The engine stops when it no longer have enough speed to compress the air in the cylinder. When the air provides too much resistance it can stop the engine before it gets to the top. When the car is in gear and you are driving along the engine can get much slower without stalling because the entire car is pushing the piston up. It is not just the flywheel that have to stop but the entire car. But on the other hand the engine is not as powerful at lower speeds and the car provides a lot of friction for the engine to overcome. So when the engine speeds gets too slow the engine will just go slower and slower as the car slows down even with full throttle.

Anonymous 0 Comments

Basically, your trying to make the engine do too much work for it to keep running.

The engine needs to use some of the energy it produces to keep the engine turning (literally), so if you put too much workload onto it, the engine fails to turn properly, the next cylinder doesn’t fire properly, and the whole engine stops because theirs no power being produced.

This can happen any time the RPM get too low, but its easier to get that effect with a high gear and low speed, as the gears are physical connection to the wheels, which means the engine speed and wheel speed are directly linked. so if your wheels are turning slow, they will physically slow down the engine (and be sped up by the engine in turn), which with a high gear setting at low speed, will force the engine to run to slow to keep working and cause a stall.

Anonymous 0 Comments

Engines make power by making little explosions of fuel that push on the pistons.

These pistons are connected to a rotating shaft that drives the transmission.

One explosion can only push so hard on the pistons. Lots of explosions per minute (high rpm) makes lots of power and causes your car to speed up.

If you shift into too high of a gear, the engine slows down and the number of explosions go down. This makes less power and your car can get even slower. You can feel the shaking because you can start feeling every individual explosion instead of a smooth engine because it’s turning too slowly. It’s like the difference between a drumroll and someone hitting the drum one stick at a time.

Eventually the engine gets so slow that each little explosion stops pushing before the engine can prepare the next explosion. This is when the engine stalls.

Anonymous 0 Comments

Internal combustion engines don’t run smoothly, it just seems like they do. Each combustion drives a piston down with force creating a “pulse” in the entire drive train. When this is happening fast and without much resistance, you just feel a mild vibration through the car.

The engine also relies on mechanical advantage to move the vehicle. Low gears give the engine a lot of advantage, so it can turn the wheels easily. Just not very fast. High gears remove that advantage, but allow the engine to turn the wheels fast.

A manual transmission vehicle has a physical link from the engine to the wheels.
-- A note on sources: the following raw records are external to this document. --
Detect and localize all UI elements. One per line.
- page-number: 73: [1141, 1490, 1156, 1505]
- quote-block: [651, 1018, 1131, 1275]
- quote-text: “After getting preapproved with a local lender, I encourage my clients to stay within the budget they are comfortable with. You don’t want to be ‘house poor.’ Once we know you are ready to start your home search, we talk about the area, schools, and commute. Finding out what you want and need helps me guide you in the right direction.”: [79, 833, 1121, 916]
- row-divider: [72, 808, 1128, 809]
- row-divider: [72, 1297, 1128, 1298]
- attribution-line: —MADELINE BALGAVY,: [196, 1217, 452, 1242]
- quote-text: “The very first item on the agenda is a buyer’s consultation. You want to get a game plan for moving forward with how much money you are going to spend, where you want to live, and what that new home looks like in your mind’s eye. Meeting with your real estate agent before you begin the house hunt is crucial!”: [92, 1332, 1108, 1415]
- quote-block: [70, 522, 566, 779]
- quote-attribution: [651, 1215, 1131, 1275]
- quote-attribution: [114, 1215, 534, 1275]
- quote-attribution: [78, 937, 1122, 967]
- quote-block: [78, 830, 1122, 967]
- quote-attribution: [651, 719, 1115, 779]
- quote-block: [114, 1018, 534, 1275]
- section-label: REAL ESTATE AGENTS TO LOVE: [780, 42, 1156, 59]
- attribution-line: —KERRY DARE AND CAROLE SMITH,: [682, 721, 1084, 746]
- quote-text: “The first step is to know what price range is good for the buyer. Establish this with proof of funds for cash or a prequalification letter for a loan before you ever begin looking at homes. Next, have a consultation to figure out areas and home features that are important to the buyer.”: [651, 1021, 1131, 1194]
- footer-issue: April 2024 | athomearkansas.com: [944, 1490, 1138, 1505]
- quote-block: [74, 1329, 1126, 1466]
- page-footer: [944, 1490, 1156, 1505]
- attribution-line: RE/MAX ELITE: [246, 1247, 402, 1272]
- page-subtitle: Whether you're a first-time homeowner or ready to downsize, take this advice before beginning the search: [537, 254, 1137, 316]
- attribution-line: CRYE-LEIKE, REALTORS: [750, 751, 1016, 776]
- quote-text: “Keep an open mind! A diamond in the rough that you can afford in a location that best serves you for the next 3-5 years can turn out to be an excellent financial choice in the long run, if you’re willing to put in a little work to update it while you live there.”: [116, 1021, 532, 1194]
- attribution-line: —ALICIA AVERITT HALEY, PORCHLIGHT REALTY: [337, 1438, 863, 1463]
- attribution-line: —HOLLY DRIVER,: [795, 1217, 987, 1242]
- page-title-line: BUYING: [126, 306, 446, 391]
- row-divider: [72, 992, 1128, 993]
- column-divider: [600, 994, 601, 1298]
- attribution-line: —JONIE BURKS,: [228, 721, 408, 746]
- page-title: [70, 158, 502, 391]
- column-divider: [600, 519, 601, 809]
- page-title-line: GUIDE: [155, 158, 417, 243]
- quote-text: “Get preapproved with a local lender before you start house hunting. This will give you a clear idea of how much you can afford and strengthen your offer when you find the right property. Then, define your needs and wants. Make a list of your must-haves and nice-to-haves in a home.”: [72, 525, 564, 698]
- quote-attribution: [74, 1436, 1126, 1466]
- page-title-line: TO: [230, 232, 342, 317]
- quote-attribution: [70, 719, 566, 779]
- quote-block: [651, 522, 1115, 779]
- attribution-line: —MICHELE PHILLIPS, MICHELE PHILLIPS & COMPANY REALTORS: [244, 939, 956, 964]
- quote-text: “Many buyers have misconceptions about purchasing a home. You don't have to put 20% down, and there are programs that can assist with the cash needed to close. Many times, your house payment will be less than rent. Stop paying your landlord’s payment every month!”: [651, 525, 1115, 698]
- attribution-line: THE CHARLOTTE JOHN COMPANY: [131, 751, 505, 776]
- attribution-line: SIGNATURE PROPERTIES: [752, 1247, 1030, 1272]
The gears change how many times the wheels will turn for each turn of the motor, but if the wheels slow down, the engine WILL slow down to match. It is physically connected. And automatic transmission uses fluid pressure to drive the wheels and can spin independently from the engine’s rotations.

Let’s tie all this together. The engine is pulsing with each combustion stroke. It’s in high gear, so the wheels are very hard to turn. The engine is directly connected to the wheels, so it can’t freely turn faster without spinning the wheels faster. This means that when the pulse happens the engine can’t really turn the wheels. Instead, the engine gets shoved by its own power and tries to rotate instead, but it’s held in place by the engine mounts. This is the shake that happens at low speed.

The engine stalls at low speeds because it has very little power at low speed. That means it can’t turn the wheels enough to complete a full stroke and compress another cylinder enough for the engine to fire it and drive the piston down.